Excluding a Node in injection.content subtree

the3emran · May 28, 2023, 9:03pm

Hi,

I am a bit stuck, and I was wondering if someone experienced with tree-sitter could help.

Please consider the following:

<div>
    {{hello world}}
</div>

Here is the tree-sitter parse for the code above, based on the grammar I wrote:

(blade [0, 0] - [3, 0]
  (html_element [0, 0] - [2, 6]
    (html_start_tag [0, 0] - [0, 5])
    (php_statement [1, 4] - [1, 19]
      (text [1, 6] - [1, 17]))
    (html_end_tag [2, 0] - [2, 6])))

this is my injection.scm

(blade
    [
        (text)
        (html_element)
    ] @injection.content
    (#set! injection.combined)
    (#set! injection.language html))


(php_statement
    (text) @injection.content
    (#set! injection.combined)
    (#set! injection.language php))

The problem I am facing is, that the html_element have recursively more html_element subtree nodes as well as the php_statement nodes as shown in the above example. It in fact has the whole language definitions using the repeat(_definition)

the @injection.content capture, sets the node and its subtree as the injection region, as a result the {{hello world}} is parsed as html, even though the tree-sitter parse cli picks it up as the correct php_statement

Is there a way to exclude a node from the subtree when using the @injection.content? basically saying, "hey do not include php_statement or some other nodes, but consider all the other subtree nodes as html?

I initially tried to create a text node using a regex (like the tree-sitter-php), and setting them as html injection region, but the problem is because I can not use lookahead and lookbehind, I am unable to use such tactics.
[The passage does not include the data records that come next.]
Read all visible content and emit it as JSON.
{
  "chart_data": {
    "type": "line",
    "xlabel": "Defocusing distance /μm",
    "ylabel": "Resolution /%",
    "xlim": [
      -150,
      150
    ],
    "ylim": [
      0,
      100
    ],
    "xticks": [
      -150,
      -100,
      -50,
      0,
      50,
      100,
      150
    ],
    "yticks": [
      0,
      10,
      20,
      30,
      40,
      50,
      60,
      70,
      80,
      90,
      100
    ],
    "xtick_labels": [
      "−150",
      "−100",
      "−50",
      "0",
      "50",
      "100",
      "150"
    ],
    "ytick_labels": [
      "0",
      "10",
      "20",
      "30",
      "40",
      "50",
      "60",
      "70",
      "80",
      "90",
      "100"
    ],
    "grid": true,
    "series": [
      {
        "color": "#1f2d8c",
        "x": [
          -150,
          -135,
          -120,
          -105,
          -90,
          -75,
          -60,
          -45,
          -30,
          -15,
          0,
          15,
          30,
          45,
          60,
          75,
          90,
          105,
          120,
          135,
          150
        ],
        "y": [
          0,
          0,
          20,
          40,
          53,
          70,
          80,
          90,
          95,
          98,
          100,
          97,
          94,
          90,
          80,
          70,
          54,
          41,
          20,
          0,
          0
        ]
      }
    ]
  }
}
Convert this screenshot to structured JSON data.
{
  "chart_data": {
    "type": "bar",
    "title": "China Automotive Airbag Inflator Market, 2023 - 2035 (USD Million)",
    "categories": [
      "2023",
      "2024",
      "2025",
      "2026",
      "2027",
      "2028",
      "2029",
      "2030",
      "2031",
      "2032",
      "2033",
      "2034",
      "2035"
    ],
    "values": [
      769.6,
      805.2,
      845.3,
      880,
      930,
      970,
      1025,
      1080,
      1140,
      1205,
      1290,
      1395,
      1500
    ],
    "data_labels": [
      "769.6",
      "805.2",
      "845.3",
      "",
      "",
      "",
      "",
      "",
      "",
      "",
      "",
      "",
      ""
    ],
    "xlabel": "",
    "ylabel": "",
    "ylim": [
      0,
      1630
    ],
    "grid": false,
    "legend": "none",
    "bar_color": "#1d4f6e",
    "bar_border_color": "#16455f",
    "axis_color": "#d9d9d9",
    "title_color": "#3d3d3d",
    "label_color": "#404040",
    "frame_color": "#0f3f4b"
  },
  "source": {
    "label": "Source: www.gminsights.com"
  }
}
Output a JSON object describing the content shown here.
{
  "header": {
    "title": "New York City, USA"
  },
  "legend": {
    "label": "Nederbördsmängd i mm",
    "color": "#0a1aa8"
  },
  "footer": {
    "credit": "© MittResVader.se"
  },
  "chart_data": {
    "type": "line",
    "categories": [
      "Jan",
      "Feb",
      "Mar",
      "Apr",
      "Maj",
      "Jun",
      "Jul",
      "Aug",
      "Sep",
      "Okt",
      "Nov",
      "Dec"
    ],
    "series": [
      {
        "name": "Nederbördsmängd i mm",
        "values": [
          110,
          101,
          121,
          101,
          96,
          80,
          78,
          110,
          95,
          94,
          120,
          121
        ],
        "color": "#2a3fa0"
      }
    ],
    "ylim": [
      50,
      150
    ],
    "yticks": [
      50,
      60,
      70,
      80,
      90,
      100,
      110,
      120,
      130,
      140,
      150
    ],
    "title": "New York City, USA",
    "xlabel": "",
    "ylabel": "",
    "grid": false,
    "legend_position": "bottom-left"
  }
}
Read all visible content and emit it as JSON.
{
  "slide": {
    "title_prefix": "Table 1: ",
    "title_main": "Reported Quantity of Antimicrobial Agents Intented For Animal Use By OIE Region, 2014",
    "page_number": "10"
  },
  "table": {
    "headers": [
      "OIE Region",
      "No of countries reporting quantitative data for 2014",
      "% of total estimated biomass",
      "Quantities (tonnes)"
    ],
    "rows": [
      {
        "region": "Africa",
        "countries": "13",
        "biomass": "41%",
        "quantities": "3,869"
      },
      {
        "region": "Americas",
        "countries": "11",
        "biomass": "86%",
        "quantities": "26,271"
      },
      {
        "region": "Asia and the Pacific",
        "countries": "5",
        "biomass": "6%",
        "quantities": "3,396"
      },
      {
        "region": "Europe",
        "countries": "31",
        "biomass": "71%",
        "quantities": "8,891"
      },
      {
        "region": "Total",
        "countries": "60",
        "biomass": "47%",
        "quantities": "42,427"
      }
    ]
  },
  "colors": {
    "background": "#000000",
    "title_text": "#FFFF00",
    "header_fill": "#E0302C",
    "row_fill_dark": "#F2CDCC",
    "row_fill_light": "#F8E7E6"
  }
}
They conflict with blade components like <x-component/> because they also include <.

Thanks!

the3emran · June 13, 2023, 6:59pm

I Managed to fix my problem using lexical precedence. It was a mission to get it working though

So if anyone else is stuck writing the grammar, you are better off creating a childless universal general text node. However it is easier said than done as I am pretty sure your grammar will end up conflicting with your important language tokens. so you really need to have your precedences bang on.

I will post the repo link once the grammar is public on github as I am sure it will be very helpful for current and future frameworks where super unconventional, token conflicting, injection points exists.